Amüsante Betrachtungen von Fanny Müller über vier Frauen beim Kinobesuch oder über Männer beim Nüsschen-Essen nach Jürgen von der Lippe machten ebenso Spaß wie altbekannte Probleme mit dem Urlaubsgepäck. Ganz gleich ob es der antike Heinkel-Kabinenroller war, der VW Käfer oder später der Passat: die Raumkapazität reichte noch nie aus. Skurril, wie von Marc-Uwe Kling gewohnt, war die Känguru-Geschichte über Handwerker, die „Blaumannträger mit Schnurrbart“.
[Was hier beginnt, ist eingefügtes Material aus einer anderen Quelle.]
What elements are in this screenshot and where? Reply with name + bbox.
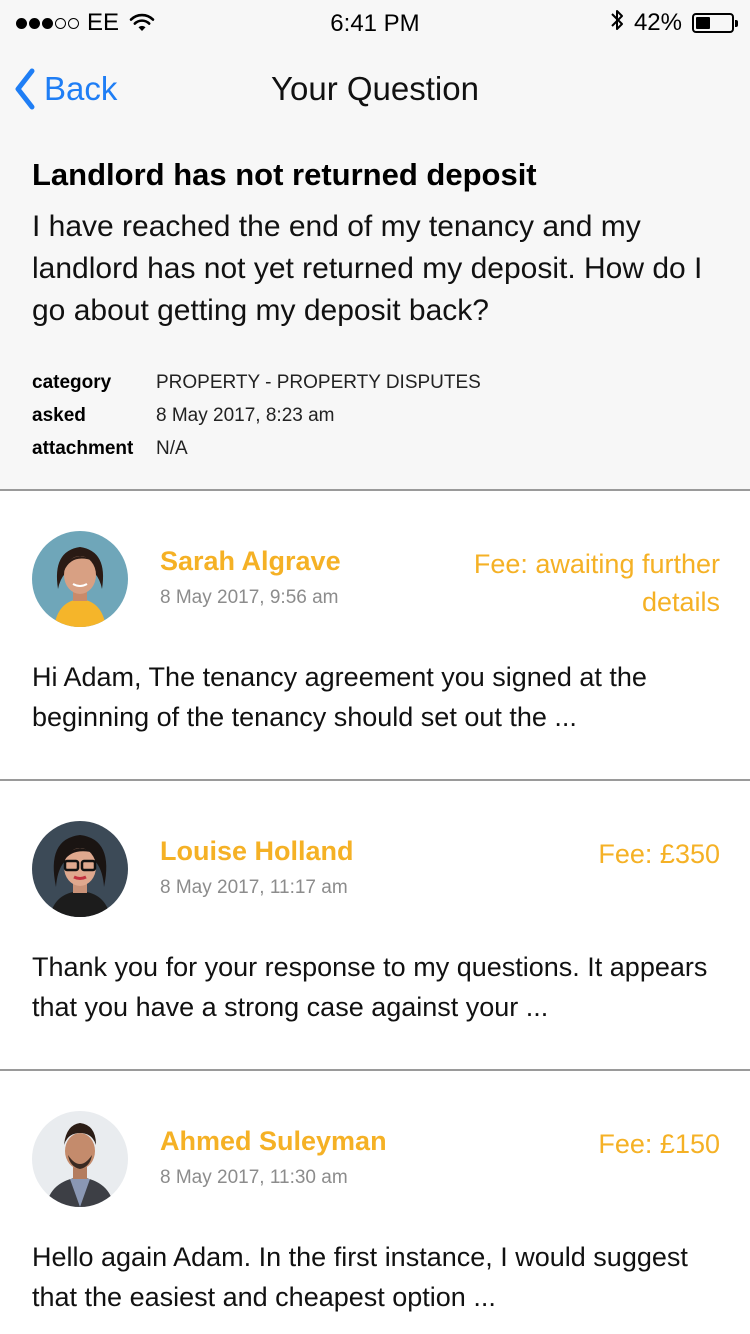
question-body: I have reached the end of my tenancy and… [32,210,703,327]
question-meta: category PROPERTY - PROPERTY DISPUTES as… [32,366,722,465]
meta-row-attachment: attachment N/A [32,432,722,465]
expert-name: Louise Holland [160,836,354,866]
answer-card[interactable]: Ahmed Suleyman 8 May 2017, 11:30 am Fee:… [0,1071,750,1334]
meta-value: PROPERTY - PROPERTY DISPUTES [156,371,481,393]
meta-row-category: category PROPERTY - PROPERTY DISPUTES [32,366,722,399]
navigation-bar: Back Your Question [0,48,750,132]
fee-label: Fee: £150 [598,1129,720,1159]
question-header-area: EE 6:41 PM 42% Back Your Question Landlo… [0,0,750,491]
meta-key: category [32,371,112,393]
battery-percent: 42% [633,9,682,36]
fee-label: Fee: £350 [598,839,720,869]
answer-preview: Hello again Adam. In the first instance,… [32,1242,688,1312]
expert-name: Sarah Algrave [160,546,341,576]
answer-preview: Hi Adam, The tenancy agreement you signe… [32,662,647,732]
question-block: Landlord has not returned deposit I have… [32,154,722,465]
battery-icon [692,13,738,33]
answer-date: 8 May 2017, 11:30 am [160,1167,348,1188]
avatar [32,531,128,627]
status-right: 42% [610,8,738,39]
answer-card[interactable]: Louise Holland 8 May 2017, 11:17 am Fee:… [0,781,750,1071]
expert-name: Ahmed Suleyman [160,1126,387,1156]
avatar [32,821,128,917]
answer-date: 8 May 2017, 11:17 am [160,877,348,898]
answer-preview: Thank you for your response to my questi… [32,952,708,1022]
meta-key: asked [32,404,86,426]
question-title: Landlord has not returned deposit [32,157,537,192]
meta-value: 8 May 2017, 8:23 am [156,404,335,426]
answer-card[interactable]: Sarah Algrave 8 May 2017, 9:56 am Fee: a… [0,491,750,781]
bluetooth-icon [610,8,624,39]
fee-label: Fee: awaiting further details [473,549,720,617]
meta-row-asked: asked 8 May 2017, 8:23 am [32,399,722,432]
status-bar: EE 6:41 PM 42% [0,0,750,48]
meta-value: N/A [156,437,188,459]
answer-date: 8 May 2017, 9:56 am [160,587,339,608]
meta-key: attachment [32,437,134,459]
avatar [32,1111,128,1207]
page-title: Your Question [271,70,479,107]
battery-level [696,17,711,29]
Eigenwillige Improvisationen
Interessante Kontrapunkte setzte der Würzburger Musiker Dirk Rumig mit seinen Jazzinstrumenten, einem Sopran- und Tenorsaxofon sowie einer Bassklarinette. Er setzte das eben literarisch Gehörte mit eigenwilligen Improvisationen um, nahm die entstandenen Emotionen spontan auf oder setzte bewusste Gegensätze dazu.
Ein vergnüglicher Abend und Jahresabschluss der neuen Reihe Wort & Klang, die es verdient hat, im nächsten Jahr weitergeführt zu werden.